In New Zealand, Margaret Mahy, who died in July of this year, was a  national treasure. Here in the States, we don't know her as well as we should, but perhaps you know Bubble Trouble or Down the Back of the Chair, the first two picture books she wrote with illustrator Polly Dunbar. Their final pairing, The Man from the Land of Fandango, was just released here and it is every bit as playfully fantastical and charming as their first books.



The Man from the Land of Fandango is one rollicking rhyme about a man who "is coming to pay you a call. With his tricolor jacket and polka-dot tie/ And his calico trousers as blue as the sky/ And his hat with a tassel and all." As the illustration shows, the man from the land of Fandango is about to spring to life from a painting by two children. Mahy clearly has a love of language (animals "tingle and tongle and tangle/ Till tomorrow turns into today) and her rhymes are as sweet on the tongue as the cake that is eaten in a "friendly fandanical way." My favorite comes near the end of the book, and, considering my passion for books about food, I guess it makes sense...
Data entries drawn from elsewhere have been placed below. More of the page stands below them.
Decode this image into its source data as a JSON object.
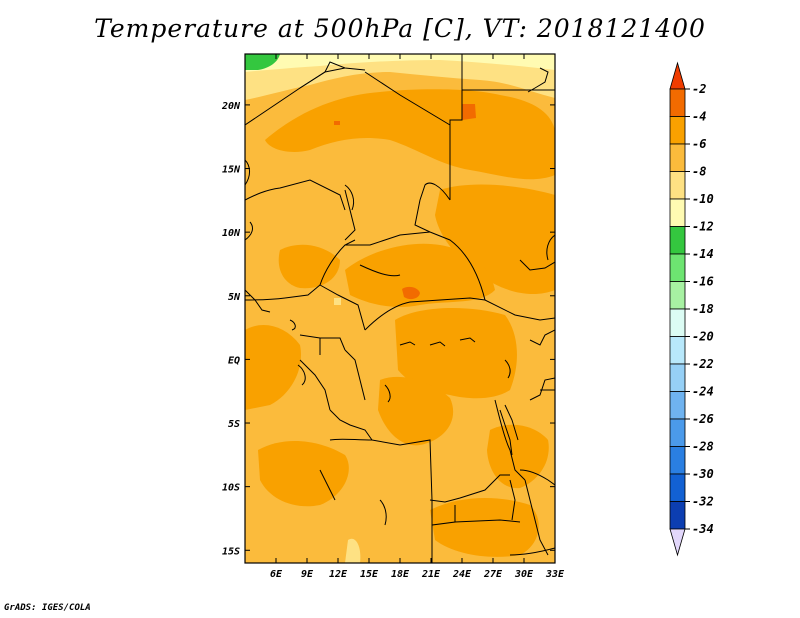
{
  "title": "Temperature at 500hPa [C], VT: 2018121400",
  "credit": "GrADS: IGES/COLA",
  "map": {
    "lon_range": [
      3,
      33
    ],
    "lat_range": [
      -16,
      24
    ],
    "x_ticks": [
      "6E",
      "9E",
      "12E",
      "15E",
      "18E",
      "21E",
      "24E",
      "27E",
      "30E",
      "33E"
    ],
    "x_tick_values": [
      6,
      9,
      12,
      15,
      18,
      21,
      24,
      27,
      30,
      33
    ],
    "y_ticks": [
      "20N",
      "15N",
      "10N",
      "5N",
      "EQ",
      "5S",
      "10S",
      "15S"
    ],
    "y_tick_values": [
      20,
      15,
      10,
      5,
      0,
      -5,
      -10,
      -15
    ],
    "base_field_color": "#fbbb3c",
    "warm_field_color": "#f9a100",
    "hot_spot_color": "#f26b00"
  },
  "colorbar": {
    "labels": [
      "-2",
      "-4",
      "-6",
      "-8",
      "-10",
      "-12",
      "-14",
      "-16",
      "-18",
      "-20",
      "-22",
      "-24",
      "-26",
      "-28",
      "-30",
      "-32",
      "-34"
    ],
    "colors": [
      "#f03c00",
      "#f26b00",
      "#f9a100",
      "#fbbb3c",
      "#fee183",
      "#fffbb2",
      "#34c73f",
      "#6de471",
      "#a7f1a2",
      "#dcfcf4",
      "#b8e8fb",
      "#96d0f6",
      "#6fb3f0",
      "#4b9aea",
      "#2a7fe2",
      "#1261d3",
      "#0c3eb1",
      "#0a1674",
      "#e2d7fb"
    ]
  }
}
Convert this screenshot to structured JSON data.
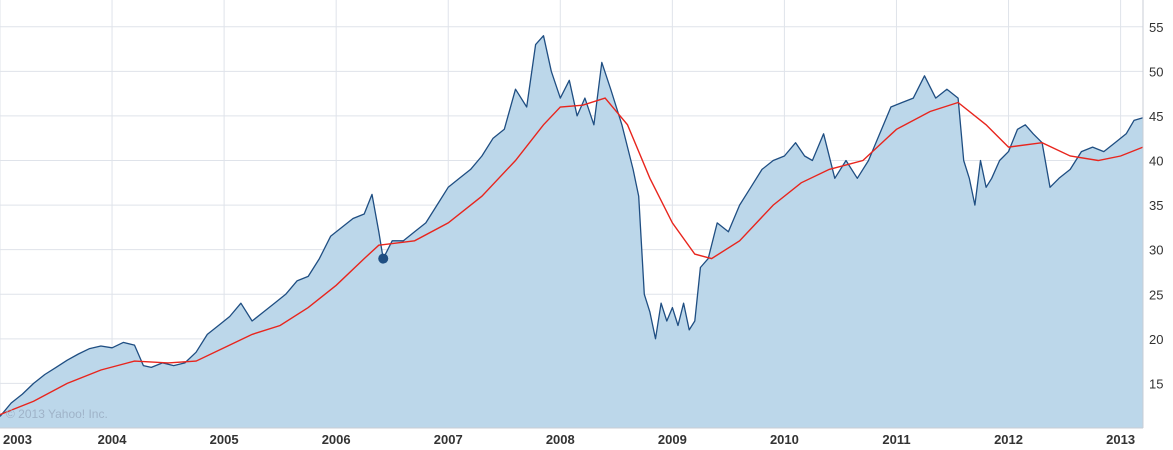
{
  "chart_data": {
    "type": "area",
    "title": "",
    "xlabel": "",
    "ylabel": "",
    "watermark": "© 2013 Yahoo! Inc.",
    "x_tick_labels": [
      "2003",
      "2004",
      "2005",
      "2006",
      "2007",
      "2008",
      "2009",
      "2010",
      "2011",
      "2012",
      "2013"
    ],
    "y_ticks": [
      15,
      20,
      25,
      30,
      35,
      40,
      45,
      50,
      55
    ],
    "xlim": [
      2003.0,
      2013.2
    ],
    "ylim": [
      10,
      58
    ],
    "grid": true,
    "colors": {
      "price_line": "#1f4e82",
      "price_fill": "#bcd7ea",
      "moving_average": "#e8251d",
      "grid": "#dfe3ea",
      "marker": "#1f4e82"
    },
    "marker": {
      "x": 2006.42,
      "y": 29.0
    },
    "series": [
      {
        "kind": "price",
        "points": [
          [
            2003.0,
            11.3
          ],
          [
            2003.1,
            12.8
          ],
          [
            2003.2,
            13.8
          ],
          [
            2003.3,
            15.0
          ],
          [
            2003.4,
            16.0
          ],
          [
            2003.5,
            16.8
          ],
          [
            2003.6,
            17.6
          ],
          [
            2003.7,
            18.3
          ],
          [
            2003.8,
            18.9
          ],
          [
            2003.9,
            19.2
          ],
          [
            2004.0,
            19.0
          ],
          [
            2004.1,
            19.6
          ],
          [
            2004.2,
            19.3
          ],
          [
            2004.28,
            17.0
          ],
          [
            2004.35,
            16.8
          ],
          [
            2004.45,
            17.3
          ],
          [
            2004.55,
            17.0
          ],
          [
            2004.65,
            17.3
          ],
          [
            2004.75,
            18.5
          ],
          [
            2004.85,
            20.5
          ],
          [
            2004.95,
            21.5
          ],
          [
            2005.05,
            22.5
          ],
          [
            2005.15,
            24.0
          ],
          [
            2005.25,
            22.0
          ],
          [
            2005.35,
            23.0
          ],
          [
            2005.45,
            24.0
          ],
          [
            2005.55,
            25.0
          ],
          [
            2005.65,
            26.5
          ],
          [
            2005.75,
            27.0
          ],
          [
            2005.85,
            29.0
          ],
          [
            2005.95,
            31.5
          ],
          [
            2006.05,
            32.5
          ],
          [
            2006.15,
            33.5
          ],
          [
            2006.25,
            34.0
          ],
          [
            2006.32,
            36.2
          ],
          [
            2006.38,
            32.0
          ],
          [
            2006.42,
            29.0
          ],
          [
            2006.5,
            31.0
          ],
          [
            2006.6,
            31.0
          ],
          [
            2006.7,
            32.0
          ],
          [
            2006.8,
            33.0
          ],
          [
            2006.9,
            35.0
          ],
          [
            2007.0,
            37.0
          ],
          [
            2007.1,
            38.0
          ],
          [
            2007.2,
            39.0
          ],
          [
            2007.3,
            40.5
          ],
          [
            2007.4,
            42.5
          ],
          [
            2007.5,
            43.5
          ],
          [
            2007.6,
            48.0
          ],
          [
            2007.7,
            46.0
          ],
          [
            2007.78,
            53.0
          ],
          [
            2007.85,
            54.0
          ],
          [
            2007.92,
            50.0
          ],
          [
            2008.0,
            47.0
          ],
          [
            2008.08,
            49.0
          ],
          [
            2008.15,
            45.0
          ],
          [
            2008.22,
            47.0
          ],
          [
            2008.3,
            44.0
          ],
          [
            2008.37,
            51.0
          ],
          [
            2008.45,
            48.0
          ],
          [
            2008.55,
            44.0
          ],
          [
            2008.65,
            39.0
          ],
          [
            2008.7,
            36.0
          ],
          [
            2008.75,
            25.0
          ],
          [
            2008.8,
            23.0
          ],
          [
            2008.85,
            20.0
          ],
          [
            2008.9,
            24.0
          ],
          [
            2008.95,
            22.0
          ],
          [
            2009.0,
            23.5
          ],
          [
            2009.05,
            21.5
          ],
          [
            2009.1,
            24.0
          ],
          [
            2009.15,
            21.0
          ],
          [
            2009.2,
            22.0
          ],
          [
            2009.25,
            28.0
          ],
          [
            2009.32,
            29.0
          ],
          [
            2009.4,
            33.0
          ],
          [
            2009.5,
            32.0
          ],
          [
            2009.6,
            35.0
          ],
          [
            2009.7,
            37.0
          ],
          [
            2009.8,
            39.0
          ],
          [
            2009.9,
            40.0
          ],
          [
            2010.0,
            40.5
          ],
          [
            2010.1,
            42.0
          ],
          [
            2010.18,
            40.5
          ],
          [
            2010.25,
            40.0
          ],
          [
            2010.35,
            43.0
          ],
          [
            2010.45,
            38.0
          ],
          [
            2010.55,
            40.0
          ],
          [
            2010.65,
            38.0
          ],
          [
            2010.75,
            40.0
          ],
          [
            2010.85,
            43.0
          ],
          [
            2010.95,
            46.0
          ],
          [
            2011.05,
            46.5
          ],
          [
            2011.15,
            47.0
          ],
          [
            2011.25,
            49.5
          ],
          [
            2011.35,
            47.0
          ],
          [
            2011.45,
            48.0
          ],
          [
            2011.55,
            47.0
          ],
          [
            2011.6,
            40.0
          ],
          [
            2011.65,
            38.0
          ],
          [
            2011.7,
            35.0
          ],
          [
            2011.75,
            40.0
          ],
          [
            2011.8,
            37.0
          ],
          [
            2011.85,
            38.0
          ],
          [
            2011.92,
            40.0
          ],
          [
            2012.0,
            41.0
          ],
          [
            2012.08,
            43.5
          ],
          [
            2012.15,
            44.0
          ],
          [
            2012.22,
            43.0
          ],
          [
            2012.3,
            42.0
          ],
          [
            2012.37,
            37.0
          ],
          [
            2012.45,
            38.0
          ],
          [
            2012.55,
            39.0
          ],
          [
            2012.65,
            41.0
          ],
          [
            2012.75,
            41.5
          ],
          [
            2012.85,
            41.0
          ],
          [
            2012.95,
            42.0
          ],
          [
            2013.05,
            43.0
          ],
          [
            2013.12,
            44.5
          ],
          [
            2013.2,
            44.8
          ]
        ]
      },
      {
        "kind": "moving_average",
        "points": [
          [
            2003.0,
            11.5
          ],
          [
            2003.3,
            13.0
          ],
          [
            2003.6,
            15.0
          ],
          [
            2003.9,
            16.5
          ],
          [
            2004.2,
            17.5
          ],
          [
            2004.5,
            17.3
          ],
          [
            2004.75,
            17.5
          ],
          [
            2005.0,
            19.0
          ],
          [
            2005.25,
            20.5
          ],
          [
            2005.5,
            21.5
          ],
          [
            2005.75,
            23.5
          ],
          [
            2006.0,
            26.0
          ],
          [
            2006.25,
            29.0
          ],
          [
            2006.38,
            30.5
          ],
          [
            2006.7,
            31.0
          ],
          [
            2007.0,
            33.0
          ],
          [
            2007.3,
            36.0
          ],
          [
            2007.6,
            40.0
          ],
          [
            2007.85,
            44.0
          ],
          [
            2008.0,
            46.0
          ],
          [
            2008.2,
            46.2
          ],
          [
            2008.4,
            47.0
          ],
          [
            2008.6,
            44.0
          ],
          [
            2008.8,
            38.0
          ],
          [
            2009.0,
            33.0
          ],
          [
            2009.2,
            29.5
          ],
          [
            2009.35,
            29.0
          ],
          [
            2009.6,
            31.0
          ],
          [
            2009.9,
            35.0
          ],
          [
            2010.15,
            37.5
          ],
          [
            2010.4,
            39.0
          ],
          [
            2010.7,
            40.0
          ],
          [
            2011.0,
            43.5
          ],
          [
            2011.3,
            45.5
          ],
          [
            2011.55,
            46.5
          ],
          [
            2011.8,
            44.0
          ],
          [
            2012.0,
            41.5
          ],
          [
            2012.3,
            42.0
          ],
          [
            2012.55,
            40.5
          ],
          [
            2012.8,
            40.0
          ],
          [
            2013.0,
            40.5
          ],
          [
            2013.2,
            41.5
          ]
        ]
      }
    ]
  }
}
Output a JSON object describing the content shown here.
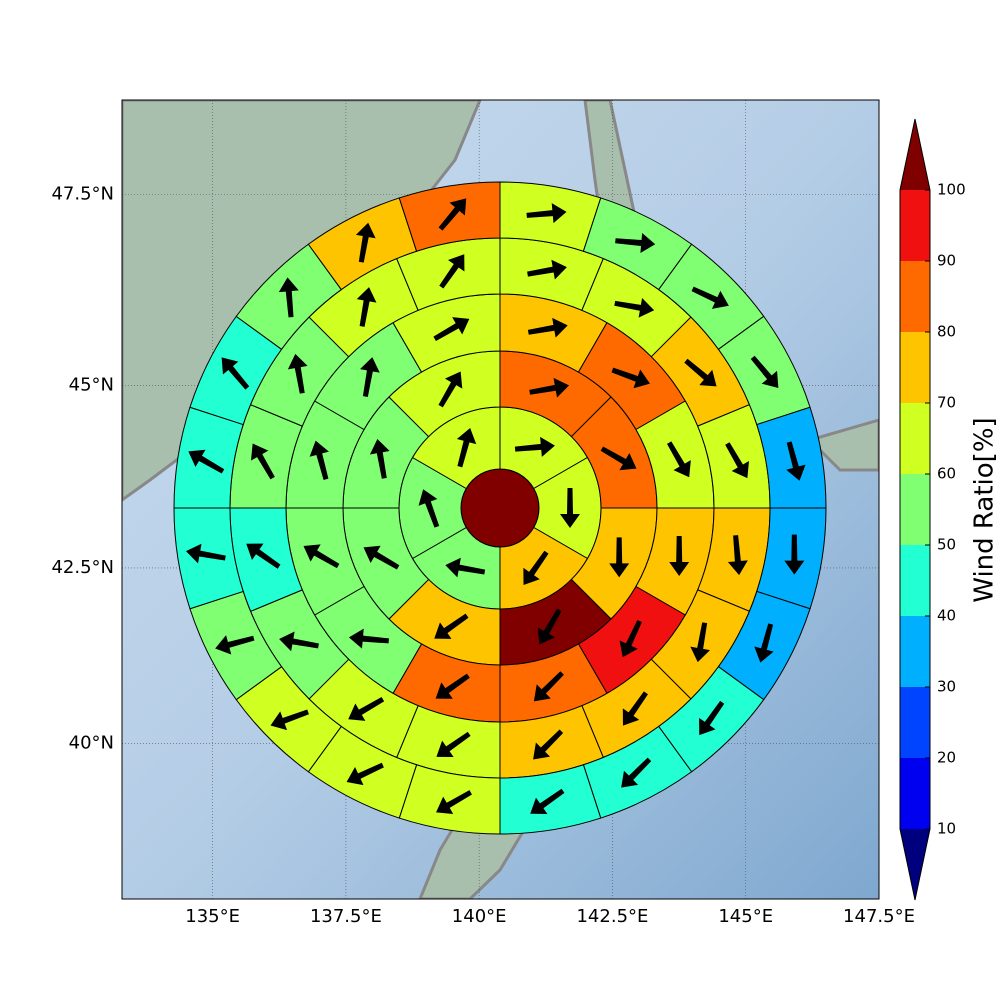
{
  "chart_data": {
    "type": "polar_grid",
    "colorbar_label": "Wind Ratio[%]",
    "xlim": [
      133.3,
      147.5
    ],
    "ylim": [
      37.7,
      48.7
    ],
    "xticks": [
      {
        "value": 135,
        "label": "135°E"
      },
      {
        "value": 137.5,
        "label": "137.5°E"
      },
      {
        "value": 140,
        "label": "140°E"
      },
      {
        "value": 142.5,
        "label": "142.5°E"
      },
      {
        "value": 145,
        "label": "145°E"
      },
      {
        "value": 147.5,
        "label": "147.5°E"
      }
    ],
    "yticks": [
      {
        "value": 40,
        "label": "40°N"
      },
      {
        "value": 42.5,
        "label": "42.5°N"
      },
      {
        "value": 45,
        "label": "45°N"
      },
      {
        "value": 47.5,
        "label": "47.5°N"
      }
    ],
    "grid": true,
    "colorbar": {
      "levels": [
        10,
        20,
        30,
        40,
        50,
        60,
        70,
        80,
        90,
        100
      ],
      "colors": [
        "#00007f",
        "#0000f0",
        "#0044ff",
        "#00b0ff",
        "#22ffd2",
        "#80ff72",
        "#d0ff22",
        "#ffc400",
        "#ff6a00",
        "#f01010",
        "#800000"
      ],
      "extend": "both"
    },
    "center_value": 105,
    "rings": [
      {
        "values": [
          65,
          65,
          75,
          55,
          55,
          65
        ],
        "directions": [
          85,
          180,
          215,
          280,
          340,
          15
        ]
      },
      {
        "values": [
          85,
          85,
          75,
          105,
          75,
          55,
          55,
          65
        ],
        "directions": [
          80,
          120,
          180,
          210,
          235,
          300,
          350,
          30
        ]
      },
      {
        "values": [
          75,
          85,
          65,
          75,
          95,
          85,
          85,
          55,
          55,
          55,
          55,
          65
        ],
        "directions": [
          80,
          110,
          150,
          180,
          205,
          225,
          235,
          275,
          300,
          345,
          10,
          60
        ]
      },
      {
        "values": [
          65,
          65,
          75,
          65,
          75,
          75,
          75,
          75,
          65,
          65,
          55,
          45,
          55,
          55,
          65,
          65
        ],
        "directions": [
          80,
          100,
          130,
          150,
          175,
          190,
          215,
          225,
          235,
          240,
          280,
          305,
          330,
          350,
          10,
          35
        ]
      },
      {
        "values": [
          65,
          55,
          55,
          55,
          35,
          35,
          35,
          45,
          45,
          45,
          65,
          65,
          65,
          55,
          45,
          45,
          45,
          55,
          75,
          85
        ],
        "directions": [
          85,
          95,
          115,
          140,
          165,
          180,
          195,
          215,
          225,
          235,
          240,
          245,
          250,
          255,
          280,
          300,
          320,
          355,
          10,
          40
        ]
      }
    ]
  }
}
He comes in at the door like a somersault star
And he juggles with jelly and jam in a jar
And custards and caramel creams.

Dunbar matches Mahy's words perfectly, taking the story to another level. While I couldn't find any interior illustrations for The Man from the Land of Fandango, I have reviewed other books by Polly Dunbar and I highly recommend you take a look at her work. Even without Margaret Mahy's lovely, mellifluous way with words, Dunbar can illustrate and write a fabulous story.